Our final story is from Mexico, where analysis of 3,000-year-old pottery shards from the ancient Olmec capital of San Lorenzo may contradict the belief among researchers that the Olmec civilization was the "mother culture" that laid the basis for the Maya and other civilizations of Meso- America. The Olmec, who lived between 1300 and 400 B.C. in the east Mexico lowlands, are often regarded as the mother culture of later Middle American civilizations. In a paper published in Science magazine this year, chemist Michael D. Glascock of the University of Missouri used a technique called neutron activation analysis to monitor the elemental composition of pottery shards from San Lorenzo and other sites in the region. Glascock concluded that all of the shards were produced at San Lorenzo. He and colleagues concluded that the containers were shipped to other cities, spreading culture in the process. In the new studies, geologist James B. Stoltman of the University of Wisconsin used a technique called petrography to study a similar set of shards. Stoltman says new evidence indicates that the Olmec imported pottery from other nearby cultures. Stoltman studied thin slices of the shards to determine what minerals were used in production. The minerals, usually from crushed local rock, were added to the pottery clay to provide plasticity and to help pots survive shrinking and drying.
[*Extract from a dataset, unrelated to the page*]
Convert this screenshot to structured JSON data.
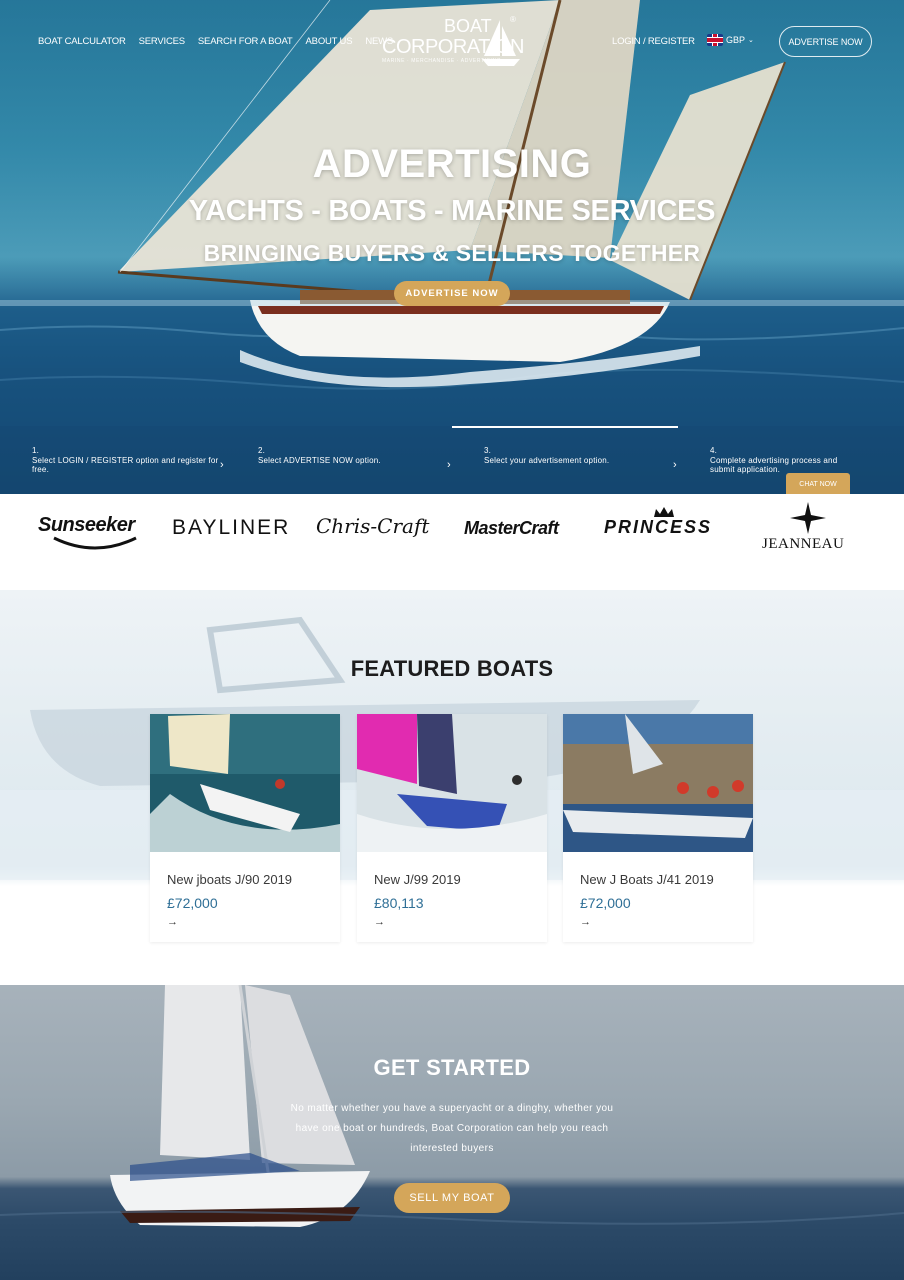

Stoltman concluded that the shards were produced at a variety of sites. Some, for example, contained sedimentary rock, such as limestone and sandstone, which underlies San Lorenzo. Others contained volcanic rock, such as that found at Oaxaca. Stoltman identified seven types of materials in the shards, suggesting a similar number of production sites. The Olmec people, who called themselves Xi (pronounced "shee"), were among the earliest urban cultures in the Americas, emerging around 1200 BC. Their capital was what is now San Lorenzo, near Veracruz on the Gulf Coast of Mexico. There they built massive pyramids and plazas with ceremonial buildings and elite residences. Among their chief legacies are massive stone heads carved in the image of their rulers. For archeologists, pottery is a key factor in reaching conclusions. Where pottery was manufactured, who made it, the markings carried on it and how it traveled provide crucial clues to cultural influence.
That wraps up the news for this week!